Experts analyzed the market situation and told how it could change in the short term
On December 25, bitcoin was trading at $ 16.8 thousand, over the past seven days its price has returned to the values of the beginning of the week, and the volatility of the rate of the first cryptocurrency was observed only in the short term. Experts analyzed the situation on the market and assessed the prospects for the movement of the bitcoin exchange rate for the next seven days.
“It takes time and favorable news”
The week from December 19 to December 25 on the crypto market turned out to be boring. Bitcoin reacted to the surge in volatility in stock indices and the dollar index. Volatility increased on Tuesday (December 20) and Thursday (December 22). Demand for risky assets remained low as investors feared a recession in the US due to further rate hikes. The head of the US Federal Reserve Jerome Powell promised to raise rates, even if statistics show a weakening economy. The first wave of bitcoin sales faded at $16,256, the second — at $16,559. As a result, the BTC/USDT pair remained in the price range of $16,500 – $17,000.
There is a week left before the closing of the three-month and annual candles. At the time of writing the review, bitcoin’s losses to the dollar for the 4th quarter are 13.44%, for 2022 — 63%. The year with three twos was not a success for the cryptocurrency market. The market has been under pressure since the beginning of the year amid the tightening of the monetary policy of the US Federal Reserve (aggressive rate hikes), the collapse of stock indices, the strengthening of the dollar, the collapse of the Luna project, loss of confidence due to the blocking of clients from Russia and the collapse of the FTX exchange.

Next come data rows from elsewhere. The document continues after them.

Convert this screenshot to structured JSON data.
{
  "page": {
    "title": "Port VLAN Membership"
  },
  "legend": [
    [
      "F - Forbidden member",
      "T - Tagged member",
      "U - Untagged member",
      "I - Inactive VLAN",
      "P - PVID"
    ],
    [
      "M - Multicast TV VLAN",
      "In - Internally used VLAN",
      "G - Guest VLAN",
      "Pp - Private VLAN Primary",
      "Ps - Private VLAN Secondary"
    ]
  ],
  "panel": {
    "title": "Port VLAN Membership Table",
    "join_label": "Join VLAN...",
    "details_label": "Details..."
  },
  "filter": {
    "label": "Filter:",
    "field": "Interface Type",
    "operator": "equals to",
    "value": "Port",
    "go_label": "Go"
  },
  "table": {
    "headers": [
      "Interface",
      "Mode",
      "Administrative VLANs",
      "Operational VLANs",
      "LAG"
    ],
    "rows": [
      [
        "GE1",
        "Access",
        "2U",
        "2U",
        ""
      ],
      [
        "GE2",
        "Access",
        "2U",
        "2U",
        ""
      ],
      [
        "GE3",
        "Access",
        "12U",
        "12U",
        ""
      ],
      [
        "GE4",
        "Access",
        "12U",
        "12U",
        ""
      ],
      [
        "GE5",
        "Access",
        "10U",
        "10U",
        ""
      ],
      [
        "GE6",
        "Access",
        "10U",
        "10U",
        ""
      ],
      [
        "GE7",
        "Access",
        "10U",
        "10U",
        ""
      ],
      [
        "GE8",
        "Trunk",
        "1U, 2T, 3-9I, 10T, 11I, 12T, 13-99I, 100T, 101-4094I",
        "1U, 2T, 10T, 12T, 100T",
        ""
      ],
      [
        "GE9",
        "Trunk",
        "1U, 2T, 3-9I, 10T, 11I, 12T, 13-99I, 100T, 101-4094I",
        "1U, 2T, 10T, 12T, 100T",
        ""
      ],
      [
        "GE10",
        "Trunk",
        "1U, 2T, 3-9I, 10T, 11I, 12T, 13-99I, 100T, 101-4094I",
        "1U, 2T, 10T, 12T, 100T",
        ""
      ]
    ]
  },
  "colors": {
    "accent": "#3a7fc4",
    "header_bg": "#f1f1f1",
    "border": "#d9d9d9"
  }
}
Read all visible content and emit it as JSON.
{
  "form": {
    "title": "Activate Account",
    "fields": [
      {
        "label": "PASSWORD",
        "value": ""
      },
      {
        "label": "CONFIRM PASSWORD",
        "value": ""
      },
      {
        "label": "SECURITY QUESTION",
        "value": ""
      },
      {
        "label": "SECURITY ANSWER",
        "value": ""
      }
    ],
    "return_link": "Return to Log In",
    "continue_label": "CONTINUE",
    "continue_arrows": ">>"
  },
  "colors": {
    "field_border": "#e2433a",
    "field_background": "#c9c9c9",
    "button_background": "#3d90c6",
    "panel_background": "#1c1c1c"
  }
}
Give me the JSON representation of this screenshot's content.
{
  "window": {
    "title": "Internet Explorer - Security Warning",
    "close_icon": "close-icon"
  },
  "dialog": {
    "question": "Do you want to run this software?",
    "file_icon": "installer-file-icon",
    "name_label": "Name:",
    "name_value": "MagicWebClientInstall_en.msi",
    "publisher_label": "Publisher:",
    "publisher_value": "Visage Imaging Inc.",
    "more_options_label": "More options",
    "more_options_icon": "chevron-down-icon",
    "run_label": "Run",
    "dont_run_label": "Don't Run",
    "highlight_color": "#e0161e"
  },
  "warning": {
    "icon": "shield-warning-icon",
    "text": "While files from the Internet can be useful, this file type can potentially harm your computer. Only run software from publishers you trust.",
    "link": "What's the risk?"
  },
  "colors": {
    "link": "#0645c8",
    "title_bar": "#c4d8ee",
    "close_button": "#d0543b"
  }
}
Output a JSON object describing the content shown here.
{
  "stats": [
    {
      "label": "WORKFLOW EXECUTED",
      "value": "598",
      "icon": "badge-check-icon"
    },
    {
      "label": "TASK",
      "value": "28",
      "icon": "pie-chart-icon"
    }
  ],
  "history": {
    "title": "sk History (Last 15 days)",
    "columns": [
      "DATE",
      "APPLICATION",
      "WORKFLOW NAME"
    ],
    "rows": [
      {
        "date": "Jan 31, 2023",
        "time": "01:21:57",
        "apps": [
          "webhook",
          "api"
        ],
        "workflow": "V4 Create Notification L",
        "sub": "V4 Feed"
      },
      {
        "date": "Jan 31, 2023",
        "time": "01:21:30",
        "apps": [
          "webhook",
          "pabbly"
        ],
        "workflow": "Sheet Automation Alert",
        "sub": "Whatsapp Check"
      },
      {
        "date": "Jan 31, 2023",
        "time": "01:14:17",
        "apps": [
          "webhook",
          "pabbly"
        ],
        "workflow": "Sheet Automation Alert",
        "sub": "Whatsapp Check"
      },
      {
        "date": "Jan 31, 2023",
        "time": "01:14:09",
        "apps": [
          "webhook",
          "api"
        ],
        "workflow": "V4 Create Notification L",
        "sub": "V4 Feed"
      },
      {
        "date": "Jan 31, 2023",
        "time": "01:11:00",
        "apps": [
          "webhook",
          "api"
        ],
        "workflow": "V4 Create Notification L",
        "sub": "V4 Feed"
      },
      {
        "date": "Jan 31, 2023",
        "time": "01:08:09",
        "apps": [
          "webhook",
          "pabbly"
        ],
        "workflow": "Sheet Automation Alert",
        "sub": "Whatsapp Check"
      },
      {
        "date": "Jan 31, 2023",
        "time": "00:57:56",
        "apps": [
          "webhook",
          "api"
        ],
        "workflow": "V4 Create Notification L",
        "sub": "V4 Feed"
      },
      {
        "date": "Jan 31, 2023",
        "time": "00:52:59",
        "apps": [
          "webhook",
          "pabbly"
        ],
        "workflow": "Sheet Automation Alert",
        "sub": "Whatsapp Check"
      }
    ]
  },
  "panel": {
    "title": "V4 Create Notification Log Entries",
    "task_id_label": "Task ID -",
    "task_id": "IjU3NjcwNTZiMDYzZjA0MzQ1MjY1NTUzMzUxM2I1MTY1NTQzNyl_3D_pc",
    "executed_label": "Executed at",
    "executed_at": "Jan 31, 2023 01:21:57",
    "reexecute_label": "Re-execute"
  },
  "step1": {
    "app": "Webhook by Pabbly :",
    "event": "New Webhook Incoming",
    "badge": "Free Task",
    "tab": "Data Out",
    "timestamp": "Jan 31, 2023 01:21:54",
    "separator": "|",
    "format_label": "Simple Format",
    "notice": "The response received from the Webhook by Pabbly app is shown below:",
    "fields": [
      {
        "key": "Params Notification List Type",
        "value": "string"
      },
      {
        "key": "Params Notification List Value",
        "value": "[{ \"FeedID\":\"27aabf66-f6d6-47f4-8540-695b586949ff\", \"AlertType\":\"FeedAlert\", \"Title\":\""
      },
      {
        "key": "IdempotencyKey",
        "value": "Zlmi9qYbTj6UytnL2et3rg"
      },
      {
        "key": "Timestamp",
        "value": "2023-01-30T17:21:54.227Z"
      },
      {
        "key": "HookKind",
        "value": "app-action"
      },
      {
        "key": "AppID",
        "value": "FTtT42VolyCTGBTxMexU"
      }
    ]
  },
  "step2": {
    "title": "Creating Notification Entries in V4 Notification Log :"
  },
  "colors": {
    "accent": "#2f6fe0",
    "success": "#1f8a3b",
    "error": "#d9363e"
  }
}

January started at $46,216. After falling to $15,476, the BTC price stabilized at $16,825. Since November 9, there has been a sideways trend in the market, from which an exit is expected in the near future. As long as the price is below $18,500, the market remains at the mercy of sellers. They keep their fingers on the pulse and wait for the stock indices to collapse in order to move lower to the $12,000 area. Buyers are still reeling from the collapse of the FTX, as investors’ losses amount to billions of dollars. It takes time and favorable news for a new upward movement.
On Monday, December 26, exchanges in the United States and Europe will be closed. As US stock indexes closed in the black, buyers have the opportunity to gain a foothold above $17,000 by Wednesday (December 28). If they don’t take advantage of this moment, we can expect a test of the $16,000-$16,200 zone.
“Emotions and fears will move the market”
There are no prerequisites for a significant growth of bitcoin in the coming weeks. At best, we can observe local spikes and attempts to return at least to the $17,500 – $18,000 zone. Bitcoin’s ability to achieve these goals depends on whether it manages to gain a foothold above the overbought zone of $16,700. If this happens, bitcoin could return to $17,000 with an eye on the next target — $17,500. However, so far everything indicates rather that bitcoin will fall again to $16,600 in the coming days, which will open a window for going even further down to $16,300.
The liquidity problem remains very acute: the massive outflow of bitcoins from centralized crypto exchanges after the collapse of FTX and the bankruptcy of a number of crypto brokers remains a serious challenge for the crypto industry. This can be compared to the flight of deposit holders in banks, which usually leads to banking crises.
Investors’ fear is also aggravated by rumors about possible criminal prosecution of the world’s largest crypto exchange Binance. Articles that money is laundered through it, either by Mexican drug cartels or hackers, appear with enviable regularity. After the collapse of FTX, market participants logically expect stricter regulation of crypto exchanges in the United States and other regions, so the actions of users who prefer to withdraw bitcoins and store them on third-party cold crypto wallets are quite understandable. This also does not play in favor of bitcoin’s growth.
All the positive signals that the crypto market received after the Fed’s key rate increase have already exhausted their potential and are fully taken into account. Now bitcoin may add a little after the publication of the PSE index, the index of personal household consumption in the United States, which is one of the most important indicators of inflation.